South Australian oil and gas giant Santos is cutting 200 jobs, blaming the cull on a delay in “growth activities”.

The $25 billion ASX-listed producer announced the reduction on Wednesday, with the most affected roles centered around the company’s Perth office.

“A detailed review of the WA, Northern Territory and East Timor business unit has been undertaken over recent months to ensure our workforce is aligned with the company’s disciplined, low-cost operating model and strategy. “the company said.

‘With some matured assets close to closure, there is growing short-term interest in capital-intensive decommissioning activities.

‘Approval of new projects is taking longer, meaning work programs are more sequenced than in the past and some growth activities have been delayed.

‘As a result, approximately 200 positions in the business unit exceed our business activity plans, including contractors.

“The surplus positions are mainly in Perth and a small number in other locations.”

Santos oil and gas site at Port Bonython in South Australia. Photo: Supplied / Santos

The company’s extensive portfolio includes oil and gas fields in the Cooper Basin, South Australia, WA, the Northern Territory and Papua New Guinea.

The company is also pursuing a number of growth projects, including the $5.7 billion Barossa gas project off Darwin in the Timor Sea, the $3 billion Dorado offshore oil development in WA and the Pikka on Alaska’s North Slope.

But the company has faced complex regulatory hurdles and legal challenges to its proposed developments, including a long-running court battle over the Barossa.

Tiwi Islands elders took Santos to court over fears the Barossa undersea pipelines could affect cultural heritage.

The Federal Court ruled in favor of Santos in January and the project is now more than 70 percent complete.

Santos said he had not made the decision to cut jobs “lightly.”

“Santos recognizes that changes like these are never easy for affected people, including their families, and we do not make these decisions lightly,” the company said.

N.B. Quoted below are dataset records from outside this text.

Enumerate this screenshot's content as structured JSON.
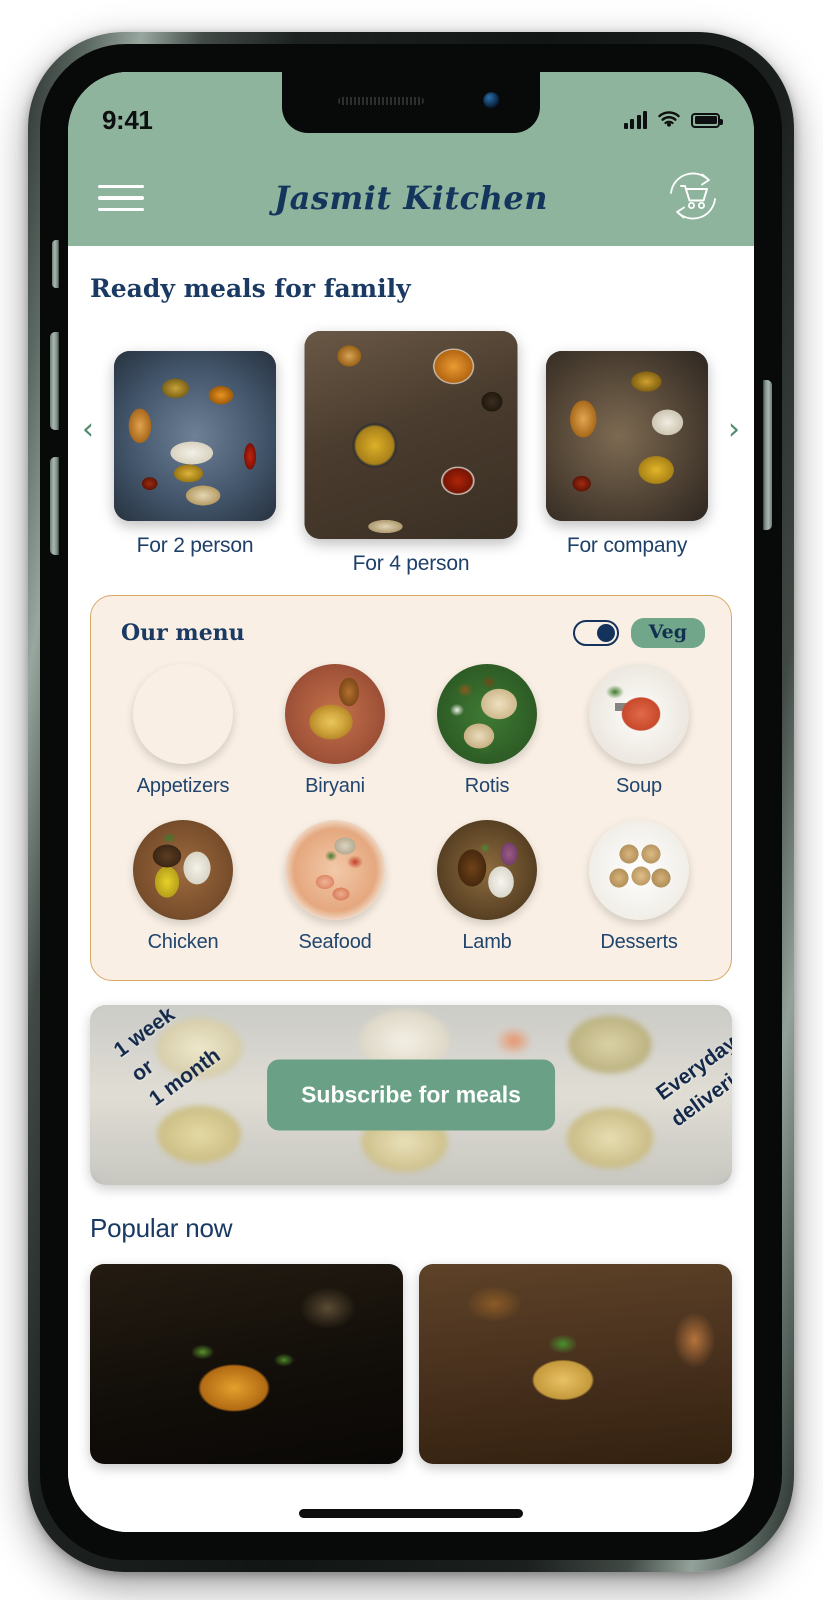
{
  "status_bar": {
    "time": "9:41",
    "signal_icon": "cellular-signal-icon",
    "wifi_icon": "wifi-icon",
    "battery_icon": "battery-full-icon"
  },
  "header": {
    "menu_icon": "hamburger-menu-icon",
    "brand_title": "Jasmit Kitchen",
    "cart_icon": "subscription-cart-icon",
    "background_color": "#8EB49D",
    "title_color": "#15365C"
  },
  "ready_meals": {
    "title": "Ready meals for family",
    "prev_arrow": "‹",
    "next_arrow": "›",
    "items": [
      {
        "label": "For 2 person",
        "image": "indian-thali-two-plate"
      },
      {
        "label": "For 4 person",
        "image": "indian-curry-spread-four"
      },
      {
        "label": "For company",
        "image": "samosa-rice-curry-platter"
      }
    ]
  },
  "our_menu": {
    "title": "Our menu",
    "toggle_state": "on",
    "veg_badge": "Veg",
    "veg_badge_color": "#71A68A",
    "card_background": "#F9EFE4",
    "card_border": "#D7A764",
    "categories": [
      {
        "label": "Appetizers",
        "image": "samosa-platter"
      },
      {
        "label": "Biryani",
        "image": "chicken-biryani-bowl"
      },
      {
        "label": "Rotis",
        "image": "roti-thali-banana-leaf"
      },
      {
        "label": "Soup",
        "image": "tomato-soup-bowl"
      },
      {
        "label": "Chicken",
        "image": "chicken-rice-bowl"
      },
      {
        "label": "Seafood",
        "image": "seafood-curry-bowl"
      },
      {
        "label": "Lamb",
        "image": "lamb-curry-rice-bowl"
      },
      {
        "label": "Desserts",
        "image": "laddu-dessert-plate"
      }
    ]
  },
  "subscribe_banner": {
    "tag_left": "1 week\nor\n1 month",
    "tag_right": "Everyday\ndeliveries",
    "button_label": "Subscribe for meals",
    "button_color": "#6AA186",
    "background_image": "blurred-meal-prep-trays"
  },
  "popular_now": {
    "title": "Popular now",
    "items": [
      {
        "image": "gobi-manchurian-skillet"
      },
      {
        "image": "paneer-curry-karahi"
      }
    ]
  },
  "device": {
    "home_indicator": "home-indicator-bar",
    "buttons": [
      "mute-switch",
      "volume-up",
      "volume-down",
      "power"
    ]
  }
}
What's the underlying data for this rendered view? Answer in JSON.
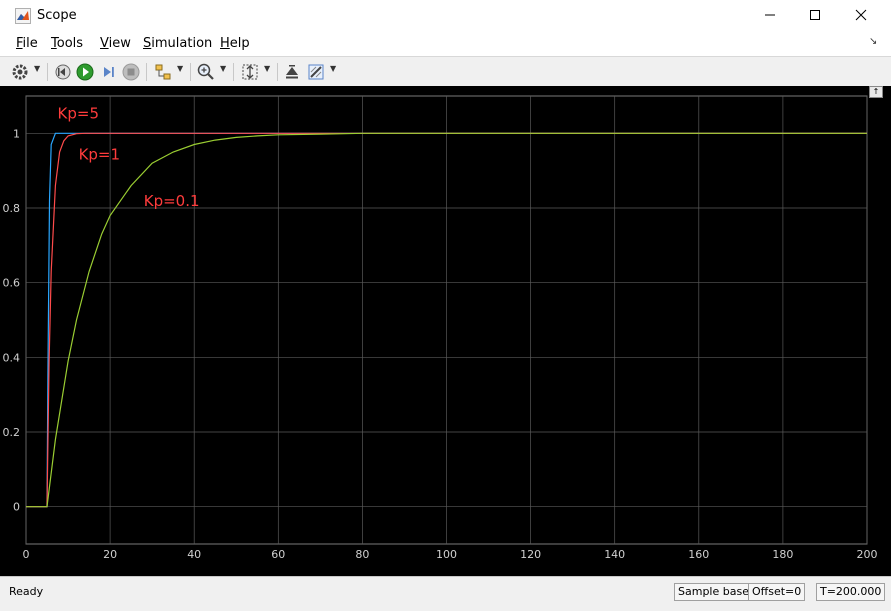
{
  "window": {
    "title": "Scope"
  },
  "menu": [
    {
      "underline": "F",
      "rest": "ile"
    },
    {
      "underline": "T",
      "rest": "ools"
    },
    {
      "underline": "V",
      "rest": "iew"
    },
    {
      "underline": "S",
      "rest": "imulation"
    },
    {
      "underline": "H",
      "rest": "elp"
    }
  ],
  "toolbar": {
    "icons": [
      "settings-icon",
      "step-back-icon",
      "run-icon",
      "step-forward-icon",
      "stop-icon",
      "signal-selector-icon",
      "zoom-in-icon",
      "autoscale-icon",
      "restore-icon",
      "highlight-icon"
    ]
  },
  "status": {
    "ready": "Ready",
    "sample_based": "Sample based",
    "offset": "Offset=0",
    "time": "T=200.000"
  },
  "colors": {
    "plot_bg": "#000000",
    "grid": "#5a5a5a",
    "axis_text": "#d0d0d0",
    "annotation": "#ff3c3c"
  },
  "chart_data": {
    "type": "line",
    "title": "",
    "xlabel": "",
    "ylabel": "",
    "xlim": [
      0,
      200
    ],
    "ylim": [
      -0.1,
      1.1
    ],
    "xticks": [
      0,
      20,
      40,
      60,
      80,
      100,
      120,
      140,
      160,
      180,
      200
    ],
    "yticks": [
      0,
      0.2,
      0.4,
      0.6,
      0.8,
      1
    ],
    "ytick_labels": [
      "0",
      "0.2",
      "0.4",
      "0.6",
      "0.8",
      "1"
    ],
    "grid": true,
    "series": [
      {
        "color": "#2aa7ff",
        "x": [
          0,
          5,
          5.2,
          5.6,
          6.0,
          7,
          10,
          200
        ],
        "y": [
          0,
          0,
          0.35,
          0.82,
          0.97,
          1.0,
          1.0,
          1.0
        ]
      },
      {
        "color": "#ff4b4b",
        "x": [
          0,
          5,
          5.5,
          6,
          7,
          8,
          9,
          10,
          12,
          14,
          200
        ],
        "y": [
          0,
          0,
          0.39,
          0.63,
          0.86,
          0.95,
          0.98,
          0.993,
          0.999,
          1.0,
          1.0
        ]
      },
      {
        "color": "#9acd32",
        "x": [
          0,
          5,
          7,
          10,
          12,
          15,
          18,
          20,
          25,
          30,
          35,
          40,
          45,
          50,
          55,
          60,
          70,
          80,
          100,
          200
        ],
        "y": [
          0,
          0,
          0.18,
          0.39,
          0.5,
          0.63,
          0.73,
          0.78,
          0.86,
          0.92,
          0.95,
          0.97,
          0.982,
          0.989,
          0.993,
          0.996,
          0.998,
          1.0,
          1.0,
          1.0
        ]
      }
    ],
    "annotations": [
      {
        "text": "Kp=5",
        "x": 7.5,
        "y": 1.04
      },
      {
        "text": "Kp=1",
        "x": 12.5,
        "y": 0.93
      },
      {
        "text": "Kp=0.1",
        "x": 28,
        "y": 0.805
      }
    ]
  }
}
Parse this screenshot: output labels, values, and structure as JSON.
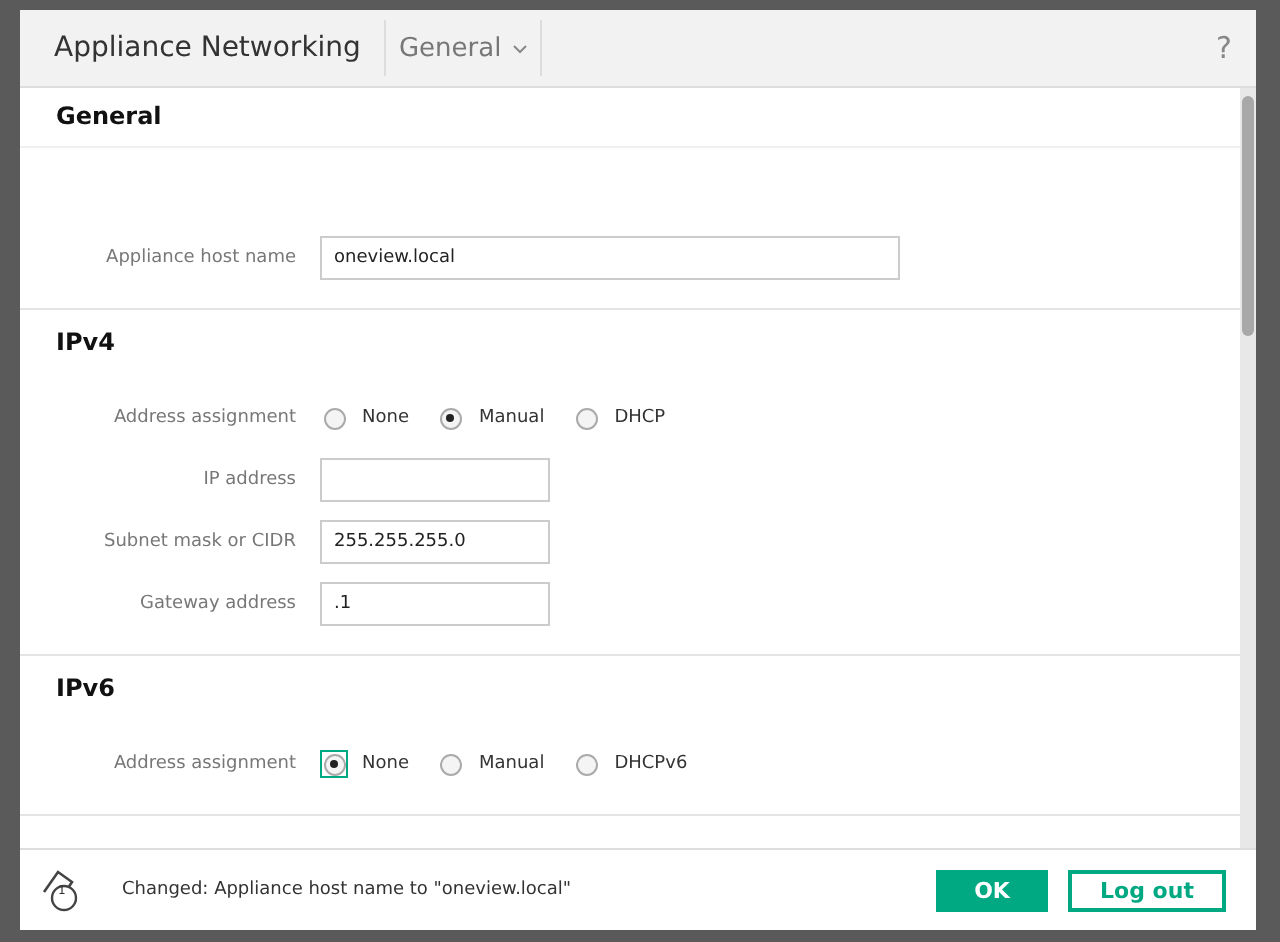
{
  "dialog": {
    "title": "Appliance Networking",
    "view_selector": "General",
    "help": "?"
  },
  "sections": [
    {
      "title": "General",
      "rows": [
        {
          "kind": "text",
          "label": "Appliance host name",
          "value": "oneview.local"
        }
      ]
    },
    {
      "title": "IPv4",
      "rows": [
        {
          "kind": "radio",
          "label": "Address assignment",
          "options": [
            {
              "label": "None",
              "selected": false,
              "focused": false
            },
            {
              "label": "Manual",
              "selected": true,
              "focused": false
            },
            {
              "label": "DHCP",
              "selected": false,
              "focused": false
            }
          ]
        },
        {
          "kind": "text",
          "label": "IP address",
          "value": ""
        },
        {
          "kind": "text",
          "label": "Subnet mask or CIDR",
          "value": "255.255.255.0"
        },
        {
          "kind": "text",
          "label": "Gateway address",
          "value": ".1"
        }
      ]
    },
    {
      "title": "IPv6",
      "rows": [
        {
          "kind": "radio",
          "label": "Address assignment",
          "options": [
            {
              "label": "None",
              "selected": true,
              "focused": true
            },
            {
              "label": "Manual",
              "selected": false,
              "focused": false
            },
            {
              "label": "DHCPv6",
              "selected": false,
              "focused": false
            }
          ]
        }
      ]
    }
  ],
  "footer": {
    "change_count": "1",
    "message": "Changed: Appliance host name to \"oneview.local\"",
    "buttons": [
      {
        "label": "OK",
        "kind": "primary"
      },
      {
        "label": "Log out",
        "kind": "secondary"
      }
    ]
  }
}
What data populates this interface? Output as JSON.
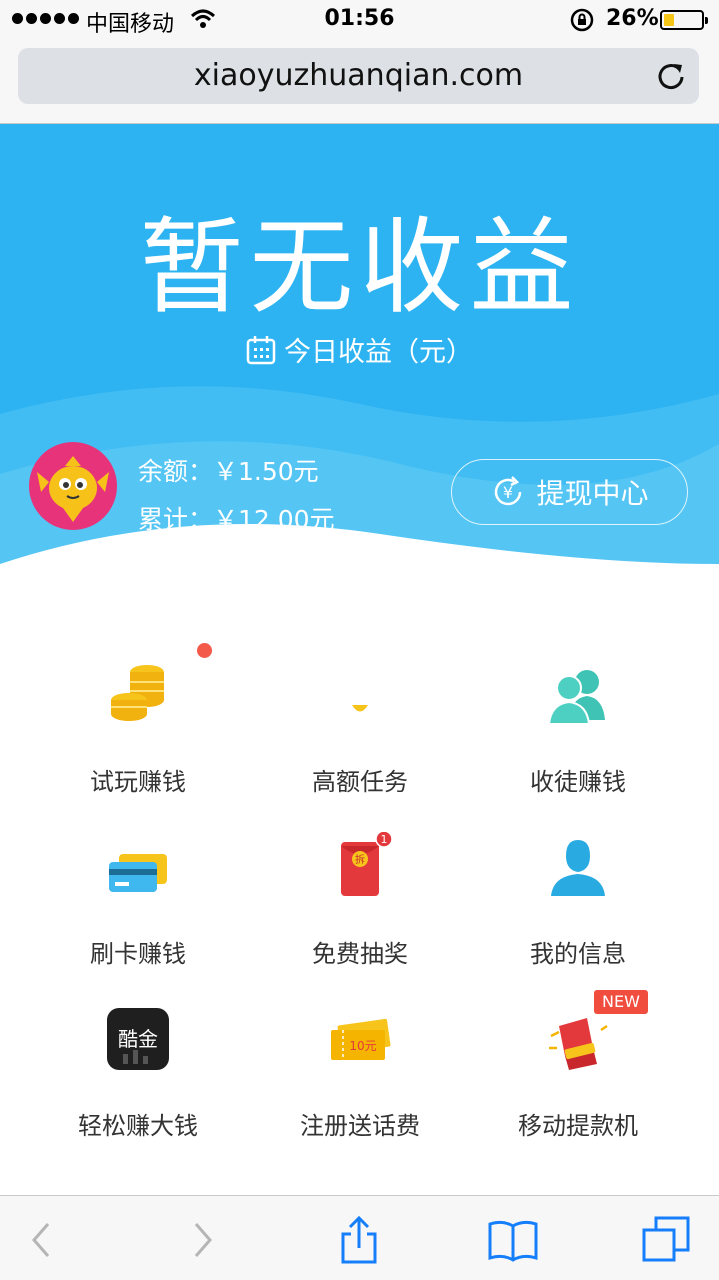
{
  "status_bar": {
    "carrier": "中国移动",
    "time": "01:56",
    "battery_percent": "26%",
    "battery_level": 0.26
  },
  "browser": {
    "url": "xiaoyuzhuanqian.com"
  },
  "hero": {
    "headline": "暂无收益",
    "subtitle": "今日收益（元）",
    "balance": "余额：￥1.50元",
    "total": "累计：￥12.00元",
    "withdraw_button": "提现中心",
    "bg_color": "#2db3f1"
  },
  "menu": [
    {
      "label": "试玩赚钱",
      "icon": "coins-icon"
    },
    {
      "label": "高额任务",
      "icon": "gold-drop-icon"
    },
    {
      "label": "收徒赚钱",
      "icon": "users-icon"
    },
    {
      "label": "刷卡赚钱",
      "icon": "cards-icon"
    },
    {
      "label": "免费抽奖",
      "icon": "red-envelope-icon",
      "badge": "1",
      "icon_text": "拆"
    },
    {
      "label": "我的信息",
      "icon": "user-icon"
    },
    {
      "label": "轻松赚大钱",
      "icon": "kujin-app-icon",
      "icon_text": "酷金"
    },
    {
      "label": "注册送话费",
      "icon": "voucher-icon",
      "icon_text": "10元"
    },
    {
      "label": "移动提款机",
      "icon": "cash-machine-icon",
      "badge": "NEW"
    }
  ],
  "toolbar": {
    "items": [
      "back-icon",
      "forward-icon",
      "share-icon",
      "bookmarks-icon",
      "tabs-icon"
    ]
  }
}
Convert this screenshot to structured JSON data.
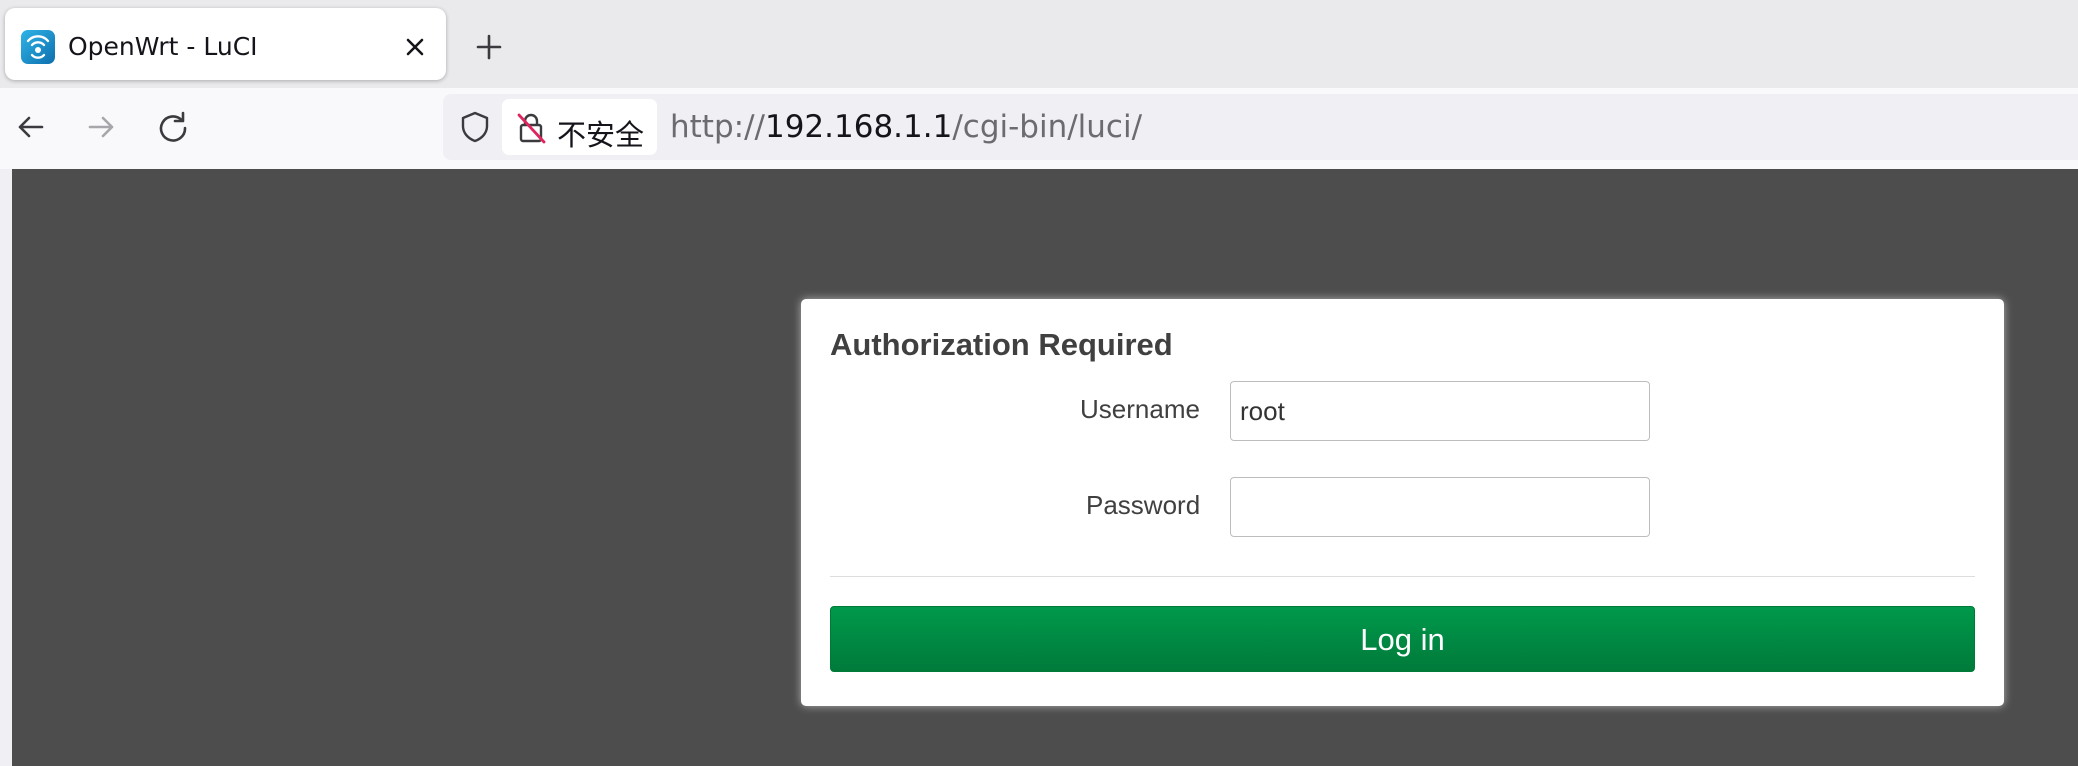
{
  "browser": {
    "tab": {
      "title": "OpenWrt - LuCI",
      "favicon": "openwrt-favicon",
      "close_icon": "close-icon"
    },
    "new_tab_icon": "plus-icon",
    "nav": {
      "back_icon": "arrow-left-icon",
      "forward_icon": "arrow-right-icon",
      "reload_icon": "reload-icon"
    },
    "urlbar": {
      "shield_icon": "shield-icon",
      "security_icon": "insecure-lock-icon",
      "security_label": "不安全",
      "url_scheme": "http://",
      "url_host": "192.168.1.1",
      "url_path": "/cgi-bin/luci/"
    }
  },
  "login": {
    "title": "Authorization Required",
    "username_label": "Username",
    "username_value": "root",
    "password_label": "Password",
    "password_value": "",
    "submit_label": "Log in"
  },
  "colors": {
    "page_background": "#4d4d4d",
    "button_green": "#008c42",
    "insecure_accent": "#e0245e"
  }
}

‘Santos will support affected employees, including through our Employee Assistance Program and an outplacement service that provides career transition support.

“The company will continue to optimize its workforce to ensure it has the right capabilities and the right size to execute our business plans safely, efficiently and effectively.”

In its first quarter 2024 results, Santos reported $2.1 billion in sales revenue and 21.8 million barrels of oil equivalent.

Chief executive Kevin Gallagher said the Barossa and Pikka developments would set the company up for the next 10 to 15 years.

“Barossa and Pikka are world-class projects that will be transformative for Santos and will establish the company with stable long-term cash flows for at least the next 10 to 15 years,” he said.

First gas production in the Barossa is expected in the third quarter of 2025, while first production in Pikka is planned for 2026.